KENYA – The retail chain recently announced plans to close its loss-making Uganda and Tanzania branches.
The retailer says the outlets are bleeding cash and have fallen behind on supplier payments, relying mainly on the Kenyan business for support.
The regional subsidiaries cost the retailer Sh2.4 billion in cash injection every year but returned losses for the past five years, leading to their closure.
“Uchumi requires working capital and that is what we are looking at now. We are hoping that in the next one year all the stores will be fully stocked and would have recovered enough to re-enter the exited markets as well as other new markets,” Uchumi CEO Julius Kipng’etich said on Friday.
The retail chain said the two countries constituted 4.75 per cent of its entire business but accounted for a quarter of its operating costs, ratios which did not justify the high cash injection which was “straining its liquidity”.
Uchumi has also announced a sale-and-leaseback plan for two of its properties along Ngong and Lang’ata roads.
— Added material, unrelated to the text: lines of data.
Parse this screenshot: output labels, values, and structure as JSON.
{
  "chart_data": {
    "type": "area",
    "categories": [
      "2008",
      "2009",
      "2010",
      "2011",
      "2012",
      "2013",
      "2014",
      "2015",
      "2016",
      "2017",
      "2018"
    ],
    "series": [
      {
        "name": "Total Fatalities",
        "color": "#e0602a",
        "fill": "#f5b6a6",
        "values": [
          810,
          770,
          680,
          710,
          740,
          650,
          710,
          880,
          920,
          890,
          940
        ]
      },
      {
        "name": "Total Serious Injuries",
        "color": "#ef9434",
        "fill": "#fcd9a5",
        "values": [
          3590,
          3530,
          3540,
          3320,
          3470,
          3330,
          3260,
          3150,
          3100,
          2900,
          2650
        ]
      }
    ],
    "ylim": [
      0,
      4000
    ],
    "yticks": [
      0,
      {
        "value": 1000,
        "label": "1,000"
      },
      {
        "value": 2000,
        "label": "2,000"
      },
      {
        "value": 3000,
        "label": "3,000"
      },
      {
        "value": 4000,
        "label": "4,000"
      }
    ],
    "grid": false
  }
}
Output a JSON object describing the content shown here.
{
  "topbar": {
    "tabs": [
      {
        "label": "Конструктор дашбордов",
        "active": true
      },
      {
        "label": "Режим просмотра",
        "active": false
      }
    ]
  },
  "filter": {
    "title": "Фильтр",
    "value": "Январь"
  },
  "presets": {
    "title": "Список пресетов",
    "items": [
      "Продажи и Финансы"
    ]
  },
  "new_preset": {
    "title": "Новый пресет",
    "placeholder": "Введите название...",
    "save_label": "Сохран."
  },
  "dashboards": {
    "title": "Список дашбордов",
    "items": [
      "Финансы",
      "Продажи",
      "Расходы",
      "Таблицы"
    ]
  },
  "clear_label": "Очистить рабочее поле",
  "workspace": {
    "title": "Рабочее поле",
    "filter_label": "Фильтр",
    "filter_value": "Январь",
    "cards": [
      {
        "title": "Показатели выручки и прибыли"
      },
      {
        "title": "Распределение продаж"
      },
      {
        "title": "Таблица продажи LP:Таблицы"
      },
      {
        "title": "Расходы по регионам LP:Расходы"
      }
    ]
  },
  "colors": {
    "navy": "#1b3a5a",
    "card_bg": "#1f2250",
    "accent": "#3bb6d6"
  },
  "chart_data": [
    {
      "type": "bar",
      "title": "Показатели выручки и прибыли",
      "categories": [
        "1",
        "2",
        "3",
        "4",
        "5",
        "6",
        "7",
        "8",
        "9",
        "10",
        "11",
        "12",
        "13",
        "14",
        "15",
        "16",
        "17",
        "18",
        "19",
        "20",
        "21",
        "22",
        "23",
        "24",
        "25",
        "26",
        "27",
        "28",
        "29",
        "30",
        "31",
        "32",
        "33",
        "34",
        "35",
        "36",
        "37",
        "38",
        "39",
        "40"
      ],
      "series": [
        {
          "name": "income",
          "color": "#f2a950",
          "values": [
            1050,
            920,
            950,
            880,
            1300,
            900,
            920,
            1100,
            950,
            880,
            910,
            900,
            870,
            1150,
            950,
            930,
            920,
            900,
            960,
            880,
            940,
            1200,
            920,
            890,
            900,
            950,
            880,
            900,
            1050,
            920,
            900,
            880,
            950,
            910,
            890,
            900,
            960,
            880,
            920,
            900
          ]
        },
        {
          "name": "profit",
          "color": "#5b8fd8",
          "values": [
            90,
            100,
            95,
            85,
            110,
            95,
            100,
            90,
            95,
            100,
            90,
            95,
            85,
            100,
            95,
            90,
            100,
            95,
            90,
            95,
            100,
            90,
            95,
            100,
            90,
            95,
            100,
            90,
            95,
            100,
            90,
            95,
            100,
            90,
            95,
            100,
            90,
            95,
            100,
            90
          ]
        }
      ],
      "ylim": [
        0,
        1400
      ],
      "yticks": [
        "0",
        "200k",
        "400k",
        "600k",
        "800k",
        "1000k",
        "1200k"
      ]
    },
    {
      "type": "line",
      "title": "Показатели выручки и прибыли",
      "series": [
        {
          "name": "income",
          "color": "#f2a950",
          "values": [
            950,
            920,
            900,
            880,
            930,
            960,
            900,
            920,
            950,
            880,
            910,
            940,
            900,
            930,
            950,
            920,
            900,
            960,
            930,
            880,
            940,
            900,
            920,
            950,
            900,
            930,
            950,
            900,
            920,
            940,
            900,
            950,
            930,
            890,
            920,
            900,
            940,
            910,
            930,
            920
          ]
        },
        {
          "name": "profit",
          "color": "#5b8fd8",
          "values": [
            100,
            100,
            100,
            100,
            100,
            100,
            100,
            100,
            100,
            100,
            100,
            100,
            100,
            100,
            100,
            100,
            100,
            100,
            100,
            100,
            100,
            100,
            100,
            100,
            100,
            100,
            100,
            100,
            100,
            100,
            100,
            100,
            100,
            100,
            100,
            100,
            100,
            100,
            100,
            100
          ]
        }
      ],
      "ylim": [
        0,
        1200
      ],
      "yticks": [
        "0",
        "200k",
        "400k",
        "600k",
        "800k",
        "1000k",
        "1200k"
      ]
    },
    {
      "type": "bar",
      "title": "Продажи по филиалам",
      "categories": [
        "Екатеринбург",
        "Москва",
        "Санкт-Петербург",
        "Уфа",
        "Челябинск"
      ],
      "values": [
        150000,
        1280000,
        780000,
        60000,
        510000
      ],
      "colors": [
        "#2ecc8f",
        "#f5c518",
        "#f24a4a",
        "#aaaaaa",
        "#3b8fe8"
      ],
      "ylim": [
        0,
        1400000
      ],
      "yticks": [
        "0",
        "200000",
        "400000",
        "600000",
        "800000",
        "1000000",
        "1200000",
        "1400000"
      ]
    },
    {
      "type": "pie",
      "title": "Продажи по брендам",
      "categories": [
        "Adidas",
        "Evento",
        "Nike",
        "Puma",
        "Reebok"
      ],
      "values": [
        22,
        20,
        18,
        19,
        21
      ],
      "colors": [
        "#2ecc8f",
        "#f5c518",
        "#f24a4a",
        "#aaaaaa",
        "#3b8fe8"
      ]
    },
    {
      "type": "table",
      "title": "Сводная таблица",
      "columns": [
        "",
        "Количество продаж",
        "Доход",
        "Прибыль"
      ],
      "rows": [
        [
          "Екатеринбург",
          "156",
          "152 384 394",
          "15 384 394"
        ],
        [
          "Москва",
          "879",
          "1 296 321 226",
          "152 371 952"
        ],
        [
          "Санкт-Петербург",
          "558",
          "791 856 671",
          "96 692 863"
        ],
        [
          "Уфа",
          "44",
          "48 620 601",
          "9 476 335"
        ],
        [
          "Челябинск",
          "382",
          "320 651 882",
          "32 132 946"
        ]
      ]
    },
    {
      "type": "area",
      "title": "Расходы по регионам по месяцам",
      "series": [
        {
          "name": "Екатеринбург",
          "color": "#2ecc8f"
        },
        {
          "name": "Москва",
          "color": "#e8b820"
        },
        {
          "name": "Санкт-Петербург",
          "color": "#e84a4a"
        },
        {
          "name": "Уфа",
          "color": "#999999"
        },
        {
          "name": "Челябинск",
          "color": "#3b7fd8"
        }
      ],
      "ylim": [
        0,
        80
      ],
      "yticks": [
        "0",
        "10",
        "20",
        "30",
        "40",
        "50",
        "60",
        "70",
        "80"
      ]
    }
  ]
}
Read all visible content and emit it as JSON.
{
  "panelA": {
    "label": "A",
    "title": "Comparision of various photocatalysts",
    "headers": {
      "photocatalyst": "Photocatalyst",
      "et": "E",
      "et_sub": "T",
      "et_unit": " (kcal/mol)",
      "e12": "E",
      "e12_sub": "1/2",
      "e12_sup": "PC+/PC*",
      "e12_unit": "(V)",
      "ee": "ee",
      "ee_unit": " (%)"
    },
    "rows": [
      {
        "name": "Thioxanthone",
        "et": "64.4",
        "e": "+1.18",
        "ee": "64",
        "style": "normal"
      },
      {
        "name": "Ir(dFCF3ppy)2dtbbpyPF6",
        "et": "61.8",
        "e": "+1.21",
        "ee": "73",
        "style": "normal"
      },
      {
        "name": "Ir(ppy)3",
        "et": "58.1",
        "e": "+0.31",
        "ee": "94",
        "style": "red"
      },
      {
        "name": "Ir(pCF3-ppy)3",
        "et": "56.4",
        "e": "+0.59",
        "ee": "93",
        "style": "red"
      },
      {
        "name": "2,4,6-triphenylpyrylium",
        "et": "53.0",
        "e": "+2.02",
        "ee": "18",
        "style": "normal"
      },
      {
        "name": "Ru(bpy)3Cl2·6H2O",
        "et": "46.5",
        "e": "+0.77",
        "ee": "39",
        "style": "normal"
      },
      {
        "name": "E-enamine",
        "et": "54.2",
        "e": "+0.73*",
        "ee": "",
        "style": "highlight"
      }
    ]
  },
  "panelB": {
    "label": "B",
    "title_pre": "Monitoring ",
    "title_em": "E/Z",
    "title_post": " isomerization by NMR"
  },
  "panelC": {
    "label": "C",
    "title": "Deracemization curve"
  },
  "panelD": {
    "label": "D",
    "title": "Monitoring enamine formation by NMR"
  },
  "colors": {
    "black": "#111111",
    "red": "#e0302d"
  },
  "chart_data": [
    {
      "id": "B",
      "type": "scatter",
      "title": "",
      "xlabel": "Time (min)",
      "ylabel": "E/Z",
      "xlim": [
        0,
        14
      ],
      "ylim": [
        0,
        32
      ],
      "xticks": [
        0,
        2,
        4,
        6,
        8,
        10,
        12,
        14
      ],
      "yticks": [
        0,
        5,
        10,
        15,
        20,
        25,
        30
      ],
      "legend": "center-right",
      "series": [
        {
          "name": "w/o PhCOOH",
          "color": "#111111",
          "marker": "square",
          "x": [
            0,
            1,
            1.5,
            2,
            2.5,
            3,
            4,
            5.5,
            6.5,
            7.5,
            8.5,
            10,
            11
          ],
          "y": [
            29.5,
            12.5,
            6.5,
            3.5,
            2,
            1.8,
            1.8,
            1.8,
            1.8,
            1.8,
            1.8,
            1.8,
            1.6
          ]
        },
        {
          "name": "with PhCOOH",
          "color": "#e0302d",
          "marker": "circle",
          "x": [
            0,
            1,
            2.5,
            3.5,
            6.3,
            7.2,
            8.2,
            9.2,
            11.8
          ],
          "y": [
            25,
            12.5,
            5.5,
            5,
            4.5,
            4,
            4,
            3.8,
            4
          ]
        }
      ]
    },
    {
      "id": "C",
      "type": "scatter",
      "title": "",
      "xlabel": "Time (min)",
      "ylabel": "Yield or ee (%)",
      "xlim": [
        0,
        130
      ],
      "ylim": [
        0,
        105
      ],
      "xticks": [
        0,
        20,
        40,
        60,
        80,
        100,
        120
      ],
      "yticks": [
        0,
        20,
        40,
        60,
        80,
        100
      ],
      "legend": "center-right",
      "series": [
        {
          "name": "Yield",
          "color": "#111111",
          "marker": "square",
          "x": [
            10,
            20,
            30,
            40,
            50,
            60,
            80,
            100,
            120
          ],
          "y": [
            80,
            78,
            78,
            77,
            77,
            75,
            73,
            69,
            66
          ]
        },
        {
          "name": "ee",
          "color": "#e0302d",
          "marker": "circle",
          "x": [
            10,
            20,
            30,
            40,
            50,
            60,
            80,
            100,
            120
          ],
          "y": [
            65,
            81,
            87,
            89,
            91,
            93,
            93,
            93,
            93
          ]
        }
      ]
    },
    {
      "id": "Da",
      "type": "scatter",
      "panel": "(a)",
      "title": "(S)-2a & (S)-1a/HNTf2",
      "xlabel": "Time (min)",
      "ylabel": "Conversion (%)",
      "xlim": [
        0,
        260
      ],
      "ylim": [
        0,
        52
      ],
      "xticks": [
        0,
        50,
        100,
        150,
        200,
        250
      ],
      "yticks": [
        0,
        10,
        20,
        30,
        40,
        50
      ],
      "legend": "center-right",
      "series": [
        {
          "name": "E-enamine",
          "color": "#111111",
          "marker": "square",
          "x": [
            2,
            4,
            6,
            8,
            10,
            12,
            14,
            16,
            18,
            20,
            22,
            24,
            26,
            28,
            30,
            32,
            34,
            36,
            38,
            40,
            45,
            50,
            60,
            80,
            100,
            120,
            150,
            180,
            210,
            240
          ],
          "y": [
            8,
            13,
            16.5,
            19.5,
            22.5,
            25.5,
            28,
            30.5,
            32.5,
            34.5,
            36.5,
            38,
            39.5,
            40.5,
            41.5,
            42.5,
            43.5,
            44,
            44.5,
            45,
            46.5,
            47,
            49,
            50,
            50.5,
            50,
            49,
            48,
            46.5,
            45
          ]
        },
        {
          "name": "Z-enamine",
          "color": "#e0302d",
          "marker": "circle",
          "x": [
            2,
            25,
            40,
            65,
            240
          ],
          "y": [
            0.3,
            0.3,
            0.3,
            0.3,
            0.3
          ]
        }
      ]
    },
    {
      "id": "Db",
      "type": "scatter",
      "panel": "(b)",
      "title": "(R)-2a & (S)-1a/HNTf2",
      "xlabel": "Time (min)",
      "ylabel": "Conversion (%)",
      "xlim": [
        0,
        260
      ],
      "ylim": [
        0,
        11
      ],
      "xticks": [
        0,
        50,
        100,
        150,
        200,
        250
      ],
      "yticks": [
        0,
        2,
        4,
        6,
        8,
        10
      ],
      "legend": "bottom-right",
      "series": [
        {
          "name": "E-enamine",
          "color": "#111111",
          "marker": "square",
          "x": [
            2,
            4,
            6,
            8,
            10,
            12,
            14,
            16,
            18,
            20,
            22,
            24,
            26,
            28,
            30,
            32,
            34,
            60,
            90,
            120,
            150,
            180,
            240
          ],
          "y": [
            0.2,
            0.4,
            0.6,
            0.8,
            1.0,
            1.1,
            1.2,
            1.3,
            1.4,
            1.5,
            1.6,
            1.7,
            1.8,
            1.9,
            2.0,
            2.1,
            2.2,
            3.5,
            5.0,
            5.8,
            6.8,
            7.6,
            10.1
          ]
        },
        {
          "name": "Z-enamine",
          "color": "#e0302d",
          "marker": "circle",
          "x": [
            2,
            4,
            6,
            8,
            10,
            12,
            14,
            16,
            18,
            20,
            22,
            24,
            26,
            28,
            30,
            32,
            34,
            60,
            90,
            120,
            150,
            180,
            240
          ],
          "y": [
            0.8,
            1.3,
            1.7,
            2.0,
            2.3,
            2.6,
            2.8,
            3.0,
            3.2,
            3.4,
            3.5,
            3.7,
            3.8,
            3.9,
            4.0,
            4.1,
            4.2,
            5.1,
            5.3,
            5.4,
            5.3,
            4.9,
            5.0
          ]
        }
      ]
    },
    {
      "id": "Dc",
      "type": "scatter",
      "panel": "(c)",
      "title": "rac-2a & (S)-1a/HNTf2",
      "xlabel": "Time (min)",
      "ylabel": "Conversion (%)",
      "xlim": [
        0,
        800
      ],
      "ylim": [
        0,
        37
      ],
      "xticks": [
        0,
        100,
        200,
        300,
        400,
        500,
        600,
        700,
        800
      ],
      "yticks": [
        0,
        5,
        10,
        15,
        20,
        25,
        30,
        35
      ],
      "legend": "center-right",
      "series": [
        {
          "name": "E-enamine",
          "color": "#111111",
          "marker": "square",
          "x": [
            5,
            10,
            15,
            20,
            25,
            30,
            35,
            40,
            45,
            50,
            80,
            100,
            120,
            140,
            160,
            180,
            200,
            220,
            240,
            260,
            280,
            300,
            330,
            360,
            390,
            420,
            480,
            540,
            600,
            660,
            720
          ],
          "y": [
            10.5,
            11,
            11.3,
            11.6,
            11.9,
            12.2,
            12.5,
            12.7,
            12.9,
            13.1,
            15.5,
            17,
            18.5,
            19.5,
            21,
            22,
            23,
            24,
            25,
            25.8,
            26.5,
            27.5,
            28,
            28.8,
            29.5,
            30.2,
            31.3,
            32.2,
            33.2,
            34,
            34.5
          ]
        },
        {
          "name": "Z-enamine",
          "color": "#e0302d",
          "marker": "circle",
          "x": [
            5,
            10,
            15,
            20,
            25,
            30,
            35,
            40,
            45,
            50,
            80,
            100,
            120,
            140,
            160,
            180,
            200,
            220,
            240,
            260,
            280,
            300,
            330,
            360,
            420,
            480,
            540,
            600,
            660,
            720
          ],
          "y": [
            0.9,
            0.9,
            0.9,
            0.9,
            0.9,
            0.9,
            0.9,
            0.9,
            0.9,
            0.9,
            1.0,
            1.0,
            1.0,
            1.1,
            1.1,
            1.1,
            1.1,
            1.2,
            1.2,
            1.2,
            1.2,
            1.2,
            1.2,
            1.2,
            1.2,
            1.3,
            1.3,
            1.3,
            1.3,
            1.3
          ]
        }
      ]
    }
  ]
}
The chain is banking on the sales to strengthen its liquidity and pay off its debts.
“Everything that bleeds must be closed. Just like a doctor, when a patient arrives at the hospital with a bleeding wound he will have to cover it with a bandage,” said the Uchumi boss.
Mr Kipng’etich was speaking during the Insurance Institute of Kenya’s (IIK) 30th annual conference in Nairobi. He said that the re-opened stores will be strategically located to maximise on their performance.
The retailer also has plans to set up an online sales unit to boost its turnover.
“We will ensure that Uchumi stores are in the right places – the Maua store, for instance, was in a market that was too rural for a big chain store,” said the CEO.